Cement Overshoes

Take a look at Bruce Krasting’s examination of the cement industry worldwide (scroll down: it’s in the middle section):

The big Swiss cement company Holcim announced a charge to assets as a result of a write down of fixed assets. Here’s the headline and a look at Holcim’s stock performance. Note that the stock got clipped for a 1/3 of it value about 8 months ago.

European, American, and Middle Eastern cement producers are all having a bit of trouble, understandable with the declines in construction. Then comes the interesting part—China’s cement production is 25 times Europe’s or the U. S.’s:

China’s cement production has been on a tear for years. But it’s slowing down. The production for 2011 will come in at 1.88mm metric tones, an increase of only 6% over 2010 (the slowest in 15 years). The Cement Association of China is forecasting that 2012 total production will be “about the same as 2011”. We shall see. I saw this article on cement pricing in Sichuan province.

In China cement production is a substantial component of GDP. If cement production just remains the same, that sounds like pretty substantial economic headwinds to me, particularly with the decline in appetite for imports from China that we may expect from Europe over the next year.

Here’s an interesting factoid (I’ve mentioned it here before). After energy production and transport, guess which sector is the next greatest producer of greenhouse gases? Yep, that’s right. Cement production.

5 comments… add one
  • Icepick Link

    Why is the magnitude of Chinese cement production so surprising? First, they’re in the middle of the biggest single-lifetime human migration in history. Second, they’re building a lot of ghost cities. In both cases they will use a LOT of cement.
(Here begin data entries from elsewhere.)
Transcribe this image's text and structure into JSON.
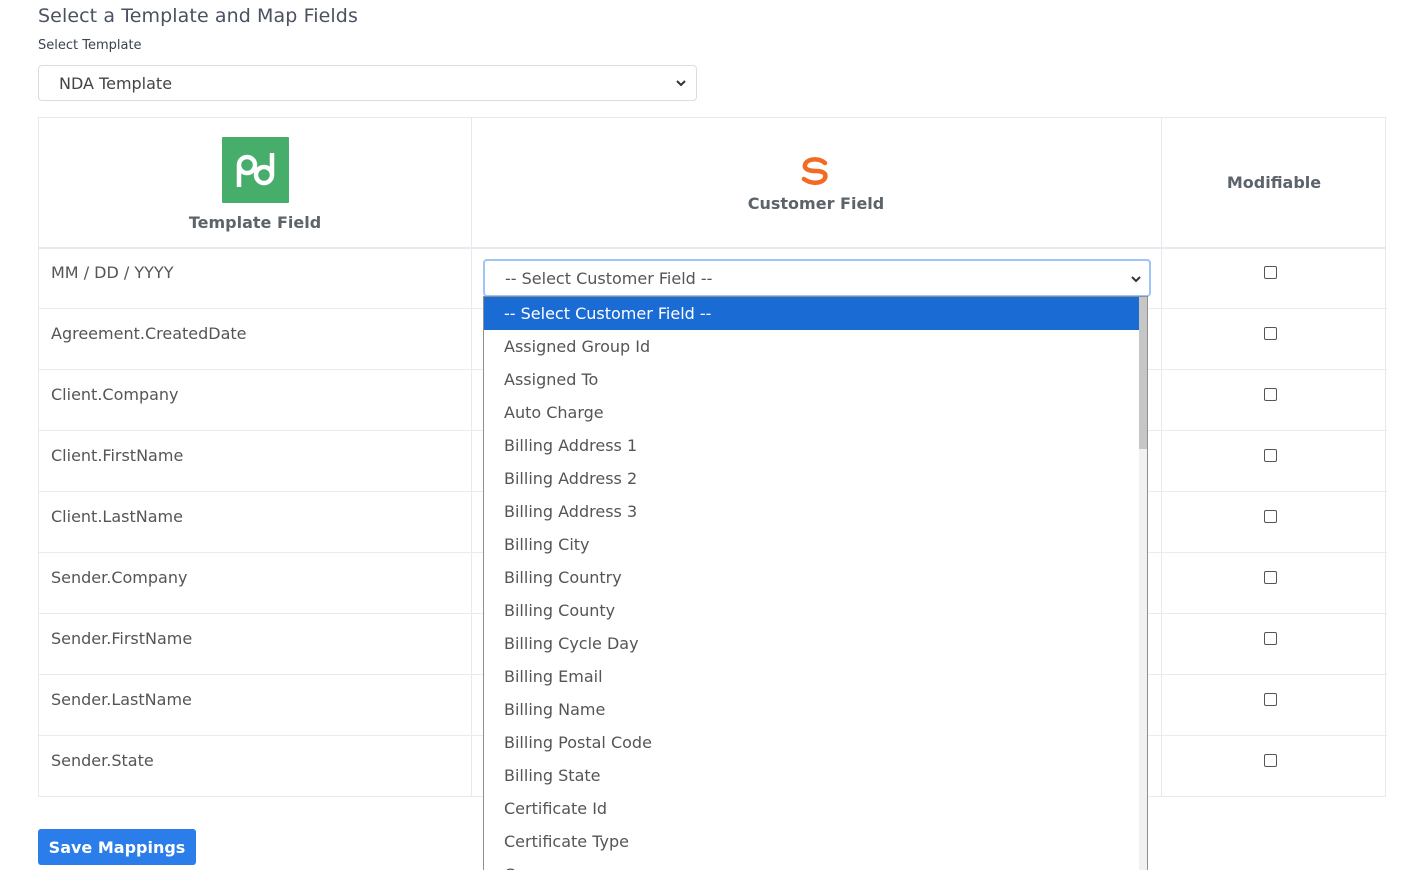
{
  "page": {
    "title": "Select a Template and Map Fields",
    "select_template_label": "Select Template",
    "template_value": "NDA Template"
  },
  "table": {
    "col_template": "Template Field",
    "col_customer": "Customer Field",
    "col_modifiable": "Modifiable",
    "rows": [
      {
        "field": "MM / DD / YYYY",
        "modifiable": false
      },
      {
        "field": "Agreement.CreatedDate",
        "modifiable": false
      },
      {
        "field": "Client.Company",
        "modifiable": false
      },
      {
        "field": "Client.FirstName",
        "modifiable": false
      },
      {
        "field": "Client.LastName",
        "modifiable": false
      },
      {
        "field": "Sender.Company",
        "modifiable": false
      },
      {
        "field": "Sender.FirstName",
        "modifiable": false
      },
      {
        "field": "Sender.LastName",
        "modifiable": false
      },
      {
        "field": "Sender.State",
        "modifiable": false
      }
    ]
  },
  "customer_select": {
    "value": "-- Select Customer Field --",
    "options": [
      "-- Select Customer Field --",
      "Assigned Group Id",
      "Assigned To",
      "Auto Charge",
      "Billing Address 1",
      "Billing Address 2",
      "Billing Address 3",
      "Billing City",
      "Billing Country",
      "Billing County",
      "Billing Cycle Day",
      "Billing Email",
      "Billing Name",
      "Billing Postal Code",
      "Billing State",
      "Certificate Id",
      "Certificate Type",
      "C"
    ]
  },
  "save_label": "Save Mappings",
  "colors": {
    "primary": "#2b7de9",
    "selected_option": "#1a6bd4",
    "pandadoc_green": "#47ad6b",
    "swirl_orange": "#f26b21"
  }
}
OTOH both the US and Europe are stable, well-developed economies.

  • PD Shaw Link

    I’d also guess* that a good deal of the visual pollultion in China is particulate matter from cement kilns.

    *Wikipedia down; no guarantees I’m not just making things up.
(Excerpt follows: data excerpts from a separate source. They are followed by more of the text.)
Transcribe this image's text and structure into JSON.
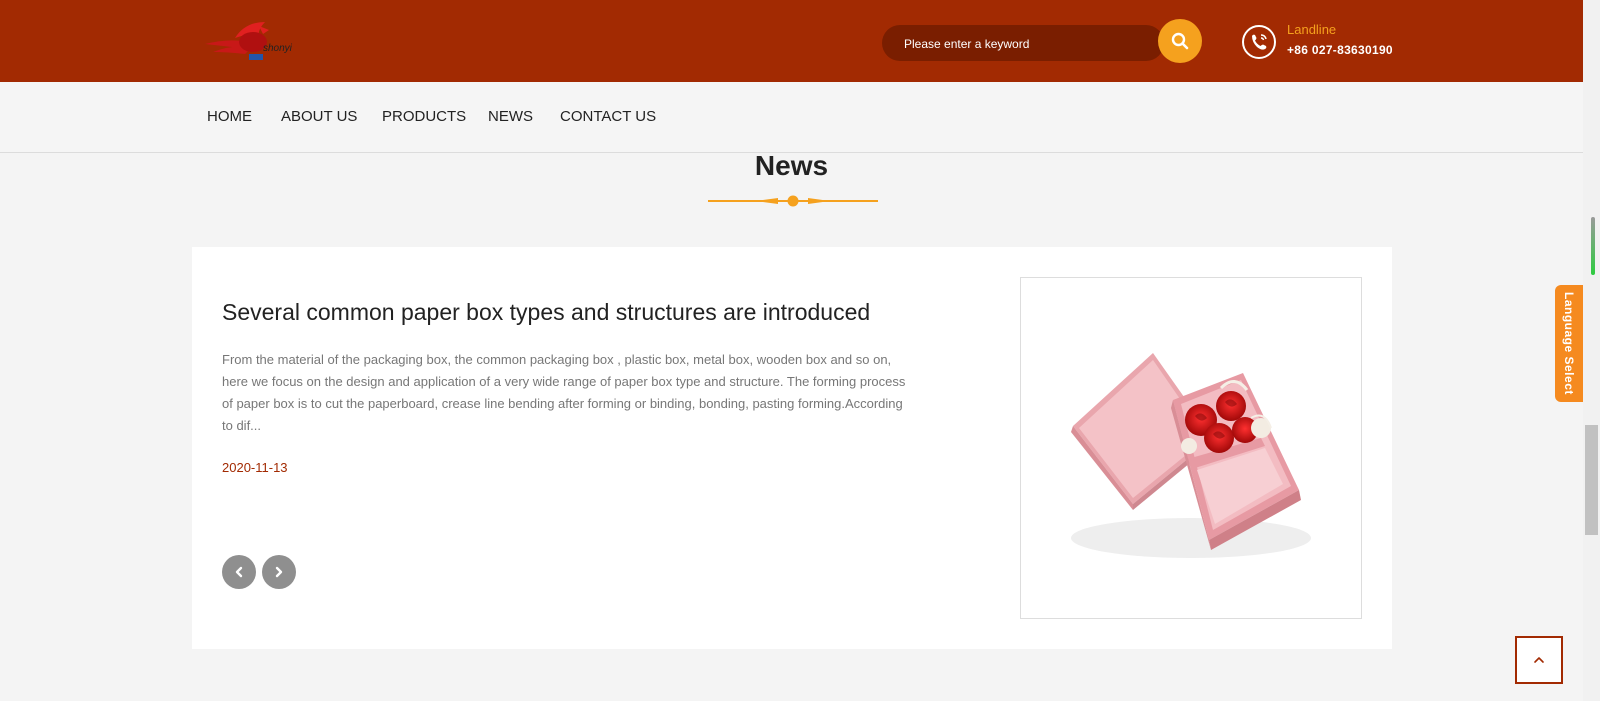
{
  "header": {
    "search": {
      "placeholder": "Please enter a keyword"
    },
    "contact": {
      "label": "Landline",
      "number": "+86 027-83630190"
    }
  },
  "nav": {
    "items": [
      {
        "label": "HOME"
      },
      {
        "label": "ABOUT US"
      },
      {
        "label": "PRODUCTS"
      },
      {
        "label": "NEWS"
      },
      {
        "label": "CONTACT US"
      }
    ]
  },
  "section": {
    "title": "News"
  },
  "news": {
    "title": "Several common paper box types and structures are introduced",
    "excerpt": "From the material of the packaging box, the common packaging box , plastic box, metal box, wooden box and so on, here we focus on the design and application of a very wide range of paper box type and structure. The forming process of paper box is to cut the paperboard, crease line bending after forming or binding, bonding, pasting forming.According to dif...",
    "date": "2020-11-13"
  },
  "sidebar": {
    "language_label": "Language Select"
  },
  "colors": {
    "brand": "#a22a02",
    "accent": "#f5a11e",
    "date": "#a22a02"
  },
  "icons": {
    "search": "search-icon",
    "phone": "phone-icon",
    "prev": "chevron-left-icon",
    "next": "chevron-right-icon",
    "back_top": "chevron-up-icon"
  }
}
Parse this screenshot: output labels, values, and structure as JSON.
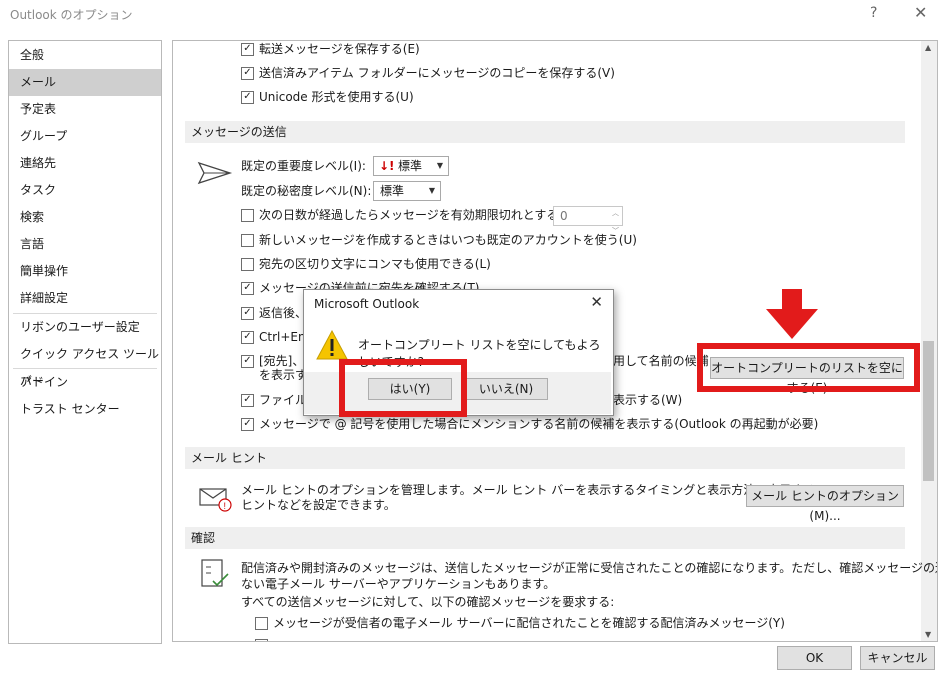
{
  "window": {
    "title": "Outlook のオプション",
    "help_label": "?",
    "close_label": "✕"
  },
  "nav": {
    "items": [
      "全般",
      "メール",
      "予定表",
      "グループ",
      "連絡先",
      "タスク",
      "検索",
      "言語",
      "簡単操作",
      "詳細設定",
      "リボンのユーザー設定",
      "クイック アクセス ツール バー",
      "アドイン",
      "トラスト センター"
    ],
    "selected": "メール"
  },
  "save": {
    "forwarded": "転送メッセージを保存する(E)",
    "sent_copy": "送信済みアイテム フォルダーにメッセージのコピーを保存する(V)",
    "unicode": "Unicode 形式を使用する(U)"
  },
  "send": {
    "header": "メッセージの送信",
    "importance_label": "既定の重要度レベル(I):",
    "importance_value": "標準",
    "sensitivity_label": "既定の秘密度レベル(N):",
    "sensitivity_value": "標準",
    "expire_label": "次の日数が経過したらメッセージを有効期限切れとする(A):",
    "expire_value": "0",
    "default_account": "新しいメッセージを作成するときはいつも既定のアカウントを使う(U)",
    "comma_sep": "宛先の区切り文字にコンマも使用できる(L)",
    "check_names": "メッセージの送信前に宛先を確認する(T)",
    "after_reply": "返信後、",
    "ctrl_enter": "Ctrl+Enter",
    "autocomplete_1": "[宛先]、",
    "autocomplete_1b": "用して名前の候補",
    "autocomplete_2": "を表示す",
    "file_warn": "ファイルが",
    "file_warn_tail": "表示する(W)",
    "mention": "メッセージで @ 記号を使用した場合にメンションする名前の候補を表示する(Outlook の再起動が必要)",
    "empty_autocomplete_button": "オートコンプリートのリストを空にする(E)"
  },
  "mailtips": {
    "header": "メール ヒント",
    "description_1": "メール ヒントのオプションを管理します。メール ヒント バーを表示するタイミングと表示方法、表示するメール",
    "description_2": "ヒントなどを設定できます。",
    "options_button": "メール ヒントのオプション(M)..."
  },
  "tracking": {
    "header": "確認",
    "description_1": "配信済みや開封済みのメッセージは、送信したメッセージが正常に受信されたことの確認になります。ただし、確認メッセージの送信に対応してい",
    "description_2": "ない電子メール サーバーやアプリケーションもあります。",
    "for_all": "すべての送信メッセージに対して、以下の確認メッセージを要求する:",
    "delivery_receipt": "メッセージが受信者の電子メール サーバーに配信されたことを確認する配信済みメッセージ(Y)"
  },
  "footer": {
    "ok": "OK",
    "cancel": "キャンセル"
  },
  "dialog": {
    "title": "Microsoft Outlook",
    "message": "オートコンプリート リストを空にしてもよろしいですか?",
    "yes": "はい(Y)",
    "no": "いいえ(N)",
    "icon": "warning-icon"
  },
  "colors": {
    "highlight": "#e21b1b",
    "nav_selected": "#cfcfcf",
    "section": "#efefef"
  }
}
  • I wouldn’t be surprised at 5 times or even 10 times. However, we produce a heckuva lot of cement. 25 times is tremendous.
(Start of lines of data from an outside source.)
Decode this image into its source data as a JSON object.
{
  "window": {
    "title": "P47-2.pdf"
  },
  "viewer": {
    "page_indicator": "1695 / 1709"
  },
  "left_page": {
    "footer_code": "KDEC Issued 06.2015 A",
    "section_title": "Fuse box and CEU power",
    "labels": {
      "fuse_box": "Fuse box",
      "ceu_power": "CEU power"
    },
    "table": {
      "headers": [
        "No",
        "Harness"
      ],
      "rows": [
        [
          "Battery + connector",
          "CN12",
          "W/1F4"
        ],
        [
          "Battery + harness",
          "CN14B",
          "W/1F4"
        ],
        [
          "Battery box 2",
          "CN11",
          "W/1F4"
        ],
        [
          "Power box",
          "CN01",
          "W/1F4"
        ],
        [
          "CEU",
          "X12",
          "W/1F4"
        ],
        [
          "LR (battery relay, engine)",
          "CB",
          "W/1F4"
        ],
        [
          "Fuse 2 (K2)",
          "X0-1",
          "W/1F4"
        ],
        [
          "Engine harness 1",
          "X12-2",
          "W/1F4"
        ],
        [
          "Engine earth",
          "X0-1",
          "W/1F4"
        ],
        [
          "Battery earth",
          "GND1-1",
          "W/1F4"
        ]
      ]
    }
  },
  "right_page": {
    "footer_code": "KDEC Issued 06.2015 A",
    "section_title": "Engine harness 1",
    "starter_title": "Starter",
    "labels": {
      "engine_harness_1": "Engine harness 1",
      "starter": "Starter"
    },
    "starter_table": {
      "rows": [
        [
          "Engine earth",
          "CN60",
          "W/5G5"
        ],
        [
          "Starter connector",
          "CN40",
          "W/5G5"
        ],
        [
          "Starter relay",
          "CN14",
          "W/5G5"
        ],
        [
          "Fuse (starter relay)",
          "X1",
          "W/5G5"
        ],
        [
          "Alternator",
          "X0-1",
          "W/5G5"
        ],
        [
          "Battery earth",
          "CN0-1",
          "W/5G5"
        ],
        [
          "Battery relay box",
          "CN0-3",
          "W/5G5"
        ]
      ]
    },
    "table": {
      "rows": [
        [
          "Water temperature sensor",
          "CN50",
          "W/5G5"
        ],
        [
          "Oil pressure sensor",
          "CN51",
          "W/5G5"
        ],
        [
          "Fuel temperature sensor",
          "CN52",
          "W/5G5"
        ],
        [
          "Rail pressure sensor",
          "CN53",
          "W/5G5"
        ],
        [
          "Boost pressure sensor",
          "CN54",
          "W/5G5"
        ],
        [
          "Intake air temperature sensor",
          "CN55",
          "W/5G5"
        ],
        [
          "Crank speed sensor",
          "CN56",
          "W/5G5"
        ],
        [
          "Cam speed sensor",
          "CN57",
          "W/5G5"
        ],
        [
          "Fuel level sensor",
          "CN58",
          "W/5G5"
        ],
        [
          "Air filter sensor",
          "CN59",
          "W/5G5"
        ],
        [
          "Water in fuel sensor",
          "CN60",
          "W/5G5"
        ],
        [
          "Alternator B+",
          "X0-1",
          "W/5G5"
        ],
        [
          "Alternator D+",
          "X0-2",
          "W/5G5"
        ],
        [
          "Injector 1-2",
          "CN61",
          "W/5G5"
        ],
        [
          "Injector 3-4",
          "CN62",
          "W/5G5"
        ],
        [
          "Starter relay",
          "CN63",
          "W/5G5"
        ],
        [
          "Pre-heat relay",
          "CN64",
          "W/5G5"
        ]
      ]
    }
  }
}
    BTW, our cement production is down about 30% from peak. Around 63 million tons. 25 times that is a lot of cement.

  • Icepick Link

    Huge migrations are taking place in China. The city of ShenZhen had 350,000 living in it back in 1982. Now the city has ten million people. (H/T Rhazib Khan) Basically, Shenzhen went from nothing to Chicagoland in under 30 years. That is just one city, and that has been repeated over and over again in China during the last 30 years. Not to mention the ghost cities, which I won’t bother to link to again. Florida has experienced tremendous growth over that period, but we’re a whole state, and really a rather large one. Florida’s population growth would be an afterthought in China.

    Again, Chinese moving from the countryside to cities has been the biggest migration in human history, and it has happened really damned fast.

  • Icepick Link

    Also, I imagine the population density of Shenzhen is much greater than that of Chicagoland, but I’m not going to bother to look it up. I’ll leave that to the interested reader.